Bei Goldbach Group wiederum reduzierte Swisscanto letzte Woche ihre Beteiligung auf unter 3 Prozent, nachdem man die Beteiligung am Werbevermarkter noch im Juni über eben diese 3-Prozent-Schwelle gehievt hatte. Der Titel zeigt seit Juni eine Abwärtstendenz.

Grossanleger haben neue Ziele im Visier

In den letzten zwei Wochen sind bei einigen Firmen auch neue Namen aufgetaucht: Die Jahresperformance von EFG International sieht mit minus 10 Prozent mager aus. Die jüngste Abwärtstendenz konnte wohl auch dadurch gestoppt werden, weil mit Wellington Management und F&C Managers in den letzten 12 Tagen gleich zwei grosse Anleger neu mit über 3 Prozent an EFG International beteiligt sind. Folgt bald ein Kursfeuerwerk? Gemäss Analysten wäre ein Auftrieb möglich, wenn der Vermögensverwalter endlich seine Kosten in den Griff bekommt.

Mitte August hat Capital Group, eine in Los Angeles ansässige Investmentgesellschaft, zudem ihre Beteiligung an Kühne+Nagel bekanntgegeben. Der Anteil am Logistikkonzern liegt nun bei 3 Prozent, nur drei andere Investoren besitzen noch grössere Firmen-Anteile. Dieser Kauf hat die Kühne+Nagel-Aktie nicht nach oben getrieben. Im Gegenteil: Die Titel gaben seither um fast 7 Prozent nach.

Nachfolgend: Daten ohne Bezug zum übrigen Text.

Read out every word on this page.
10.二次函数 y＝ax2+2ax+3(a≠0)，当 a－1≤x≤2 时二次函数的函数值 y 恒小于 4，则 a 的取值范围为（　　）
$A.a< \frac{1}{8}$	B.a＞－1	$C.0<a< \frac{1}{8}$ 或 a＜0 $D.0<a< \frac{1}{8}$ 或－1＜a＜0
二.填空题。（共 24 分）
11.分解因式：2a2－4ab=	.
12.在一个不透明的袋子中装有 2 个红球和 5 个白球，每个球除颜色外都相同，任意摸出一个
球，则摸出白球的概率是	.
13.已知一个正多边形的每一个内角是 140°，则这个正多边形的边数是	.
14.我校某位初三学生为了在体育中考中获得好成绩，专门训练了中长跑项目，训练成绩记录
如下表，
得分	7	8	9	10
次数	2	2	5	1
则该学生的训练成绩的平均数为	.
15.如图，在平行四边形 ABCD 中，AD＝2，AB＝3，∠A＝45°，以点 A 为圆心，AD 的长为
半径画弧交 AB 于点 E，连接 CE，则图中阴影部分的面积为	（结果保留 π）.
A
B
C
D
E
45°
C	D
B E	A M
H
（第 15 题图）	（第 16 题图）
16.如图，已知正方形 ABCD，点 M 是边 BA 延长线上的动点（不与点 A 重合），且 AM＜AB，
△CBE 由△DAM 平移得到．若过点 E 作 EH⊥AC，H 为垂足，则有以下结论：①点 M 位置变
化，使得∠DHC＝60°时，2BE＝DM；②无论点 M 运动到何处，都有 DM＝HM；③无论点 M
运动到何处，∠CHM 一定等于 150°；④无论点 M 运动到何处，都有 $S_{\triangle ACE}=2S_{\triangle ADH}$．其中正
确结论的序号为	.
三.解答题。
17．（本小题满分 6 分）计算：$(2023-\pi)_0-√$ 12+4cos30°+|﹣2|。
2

Der umtriebige Staatsfonds aus Norwegen

Der Staatsfonds Norwegens, der grösste seiner Art überhaupt, betätigt sich auch gerne am Schweizer Aktienmarkt und ist an über der Hälfte der kotierten Schweizer Firmen beteiligt, so an Credit Suisse, Ascom, Autoneum oder Forbo. Die Skandinavier trennten sich letzten Donnerstag von einigen Swiss Life-Aktien, unterschritten dabei den 3-Prozent-Stimmrechtsanteil, nachdem man zu Beginn des Jahres die Anteile am Versicherer noch erhöht hatte.

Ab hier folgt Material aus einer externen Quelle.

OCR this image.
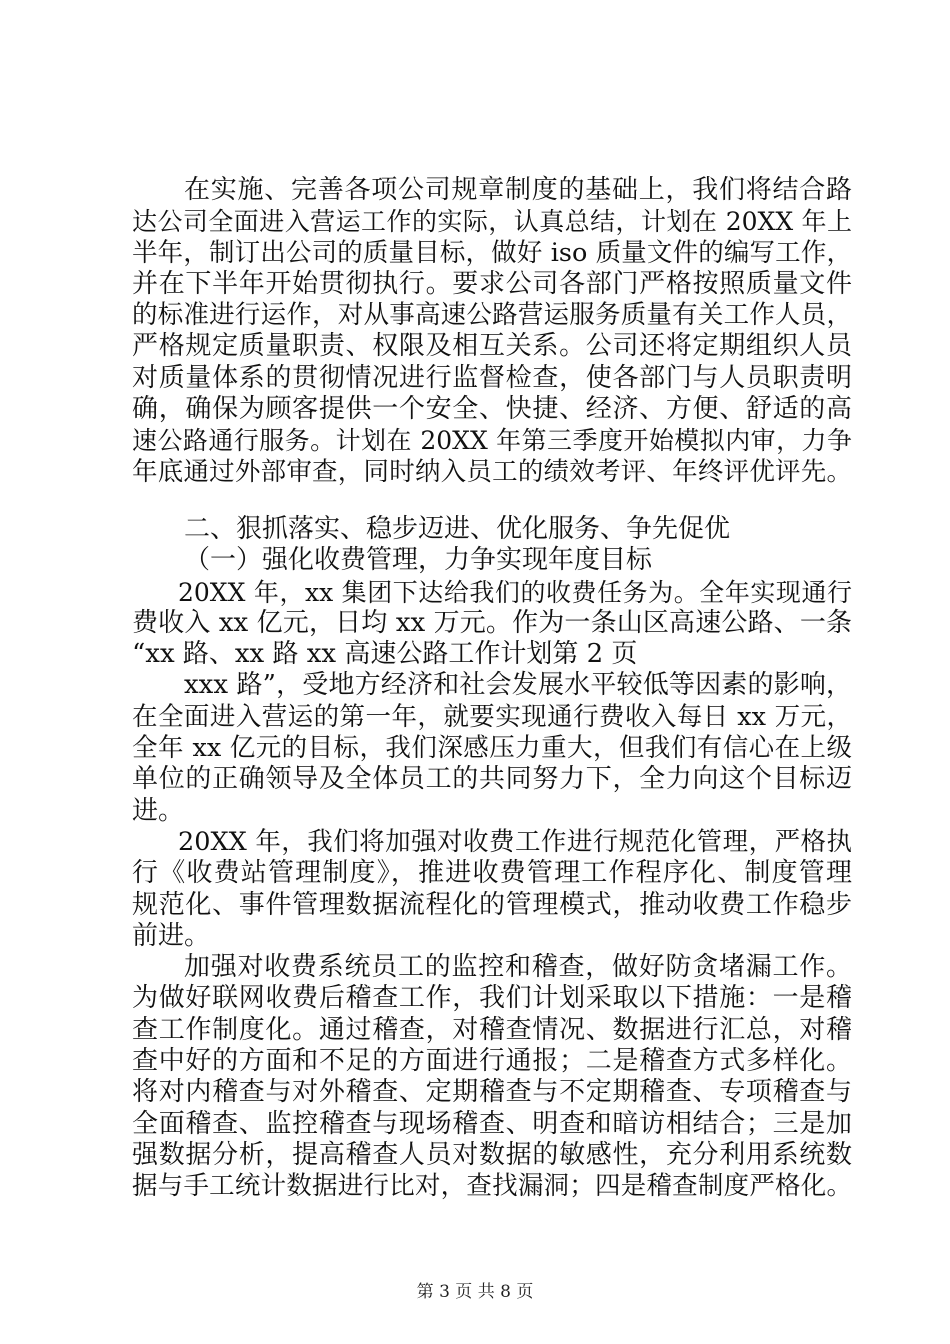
在实施、完善各项公司规章制度的基础上，我们将结合路
达公司全面进入营运工作的实际，认真总结，计划在 20XX 年上
半年，制订出公司的质量目标，做好 iso 质量文件的编写工作，
并在下半年开始贯彻执行。要求公司各部门严格按照质量文件
的标准进行运作，对从事高速公路营运服务质量有关工作人员，
严格规定质量职责、权限及相互关系。公司还将定期组织人员
对质量体系的贯彻情况进行监督检查，使各部门与人员职责明
确，确保为顾客提供一个安全、快捷、经济、方便、舒适的高
速公路通行服务。计划在 20XX 年第三季度开始模拟内审，力争
年底通过外部审查，同时纳入员工的绩效考评、年终评优评先。
二、狠抓落实、稳步迈进、优化服务、争先促优
（一）强化收费管理，力争实现年度目标
20XX 年，xx 集团下达给我们的收费任务为。全年实现通行
费收入 xx 亿元，日均 xx 万元。作为一条山区高速公路、一条
“xx 路、xx 路 xx 高速公路工作计划第 2 页
xxx 路”，受地方经济和社会发展水平较低等因素的影响，
在全面进入营运的第一年，就要实现通行费收入每日 xx 万元，
全年 xx 亿元的目标，我们深感压力重大，但我们有信心在上级
单位的正确领导及全体员工的共同努力下，全力向这个目标迈
进。
20XX 年，我们将加强对收费工作进行规范化管理，严格执
行《收费站管理制度》，推进收费管理工作程序化、制度管理
规范化、事件管理数据流程化的管理模式，推动收费工作稳步
前进。
加强对收费系统员工的监控和稽查，做好防贪堵漏工作。
为做好联网收费后稽查工作，我们计划采取以下措施：一是稽
查工作制度化。通过稽查，对稽查情况、数据进行汇总，对稽
查中好的方面和不足的方面进行通报；二是稽查方式多样化。
将对内稽查与对外稽查、定期稽查与不定期稽查、专项稽查与
全面稽查、监控稽查与现场稽查、明查和暗访相结合；三是加
强数据分析，提高稽查人员对数据的敏感性，充分利用系统数
据与手工统计数据进行比对，查找漏洞；四是稽查制度严格化。
第 3 页 共 8 页
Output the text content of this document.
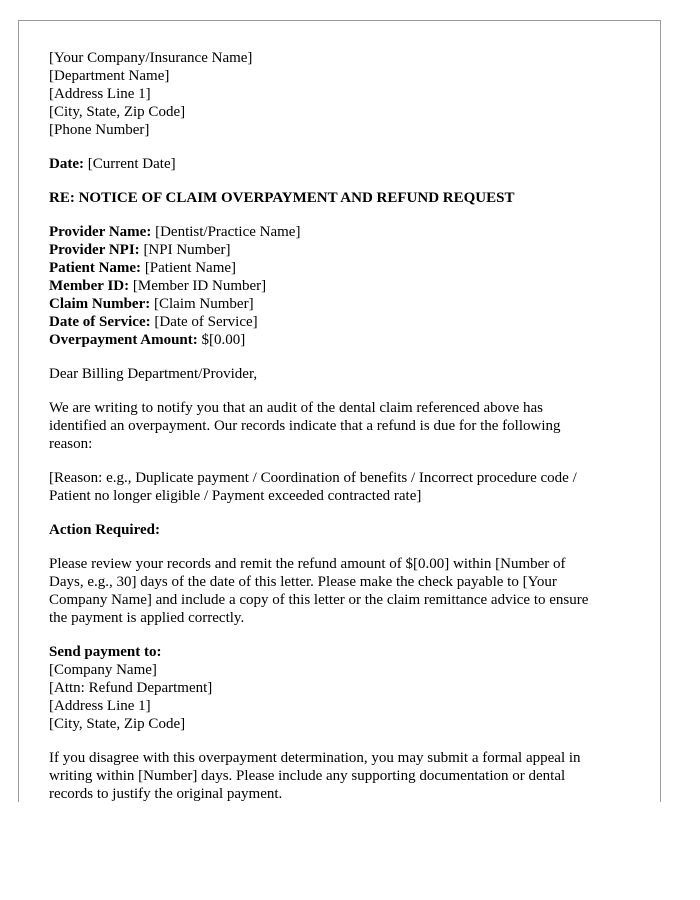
[Your Company/Insurance Name]
[Department Name]
[Address Line 1]
[City, State, Zip Code]
[Phone Number]
Date: [Current Date]
RE: NOTICE OF CLAIM OVERPAYMENT AND REFUND REQUEST
Provider Name: [Dentist/Practice Name]
Provider NPI: [NPI Number]
Patient Name: [Patient Name]
Member ID: [Member ID Number]
Claim Number: [Claim Number]
Date of Service: [Date of Service]
Overpayment Amount: $[0.00]
Dear Billing Department/Provider,
We are writing to notify you that an audit of the dental claim referenced above has
identified an overpayment. Our records indicate that a refund is due for the following
reason:
[Reason: e.g., Duplicate payment / Coordination of benefits / Incorrect procedure code /
Patient no longer eligible / Payment exceeded contracted rate]
Action Required:
Please review your records and remit the refund amount of $[0.00] within [Number of
Days, e.g., 30] days of the date of this letter. Please make the check payable to [Your
Company Name] and include a copy of this letter or the claim remittance advice to ensure
the payment is applied correctly.
Send payment to:
[Company Name]
[Attn: Refund Department]
[Address Line 1]
[City, State, Zip Code]
If you disagree with this overpayment determination, you may submit a formal appeal in
writing within [Number] days. Please include any supporting documentation or dental
records to justify the original payment.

Dafür langte derselbe Staatsfonds bei Gategroup zu und kommt nun auf 3,33 Prozent Beteiligung. Pictet ging wiederum in die andere Richtung, die Anteile an der ehemaligen Swissair-Gesellschaft wurden auf unter 3 Prozent reduziert. Das ganze zeigt die Unsicherheit über die Zukunft von Gategroup: Nach der Halbierung der Geschäftsleitung und einer strategischen Neuausrichtung hofft man nun auf eine erfolgreiche Zukunft.

Am Meyer Burger-Titel scheinen die BlackRock-Investoren plötzlich Zweifel an deren Attraktivität bekommen zu haben. Nachdem man bis vor kurzem fleissig Titel zukaufte, am 22. Juli die 3-Prozent- und am 20. August die 5-Prozent-Marke überschritt, folgte nun letzten Freitag wieder der Rückzug auf 4,78 Prozent Stimmrechtsanteil. Oder will man beim weltweit grössten Vermögensverwalter die hohe Volatilität von Meyer Burger ausnutzen und durch Verkäufe kurzfristige Gewinne einheimsen?

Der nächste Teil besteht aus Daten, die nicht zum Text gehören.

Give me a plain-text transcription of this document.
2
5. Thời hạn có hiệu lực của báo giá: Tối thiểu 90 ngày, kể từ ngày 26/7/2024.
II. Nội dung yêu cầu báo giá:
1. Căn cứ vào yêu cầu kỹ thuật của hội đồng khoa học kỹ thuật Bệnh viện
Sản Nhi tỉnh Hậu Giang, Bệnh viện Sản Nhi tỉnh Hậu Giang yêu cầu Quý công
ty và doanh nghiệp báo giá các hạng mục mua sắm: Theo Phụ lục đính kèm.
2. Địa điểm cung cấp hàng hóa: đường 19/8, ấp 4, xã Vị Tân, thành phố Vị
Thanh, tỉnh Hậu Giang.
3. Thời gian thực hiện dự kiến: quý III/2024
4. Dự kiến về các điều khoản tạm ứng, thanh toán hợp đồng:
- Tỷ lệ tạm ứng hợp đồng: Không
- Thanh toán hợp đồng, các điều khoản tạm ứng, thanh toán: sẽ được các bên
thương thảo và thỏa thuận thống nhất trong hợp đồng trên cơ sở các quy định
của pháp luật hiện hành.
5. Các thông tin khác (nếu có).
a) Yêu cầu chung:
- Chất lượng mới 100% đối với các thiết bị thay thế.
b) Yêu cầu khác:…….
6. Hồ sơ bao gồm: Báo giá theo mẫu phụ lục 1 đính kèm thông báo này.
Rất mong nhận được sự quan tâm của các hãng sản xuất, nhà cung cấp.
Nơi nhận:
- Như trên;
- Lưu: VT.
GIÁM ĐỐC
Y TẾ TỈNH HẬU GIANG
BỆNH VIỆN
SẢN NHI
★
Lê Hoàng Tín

Die Titel von Kardex haben dieses Jahr schon fast 40 Prozent zugelegt. Und die Lagerlogistik-Gruppe hat am 13. August mit den Halbjahreszahlen die Analysten überzeugt. Nur die Credit Suisse scheint da skeptisch zu sein und reduzierte vor zwei Wochen die Beteiligung auf unter 5 Prozent. Möglicherweise traut die Schweizer Grossbank Kardex keine grösseren Sprünge mehr zu.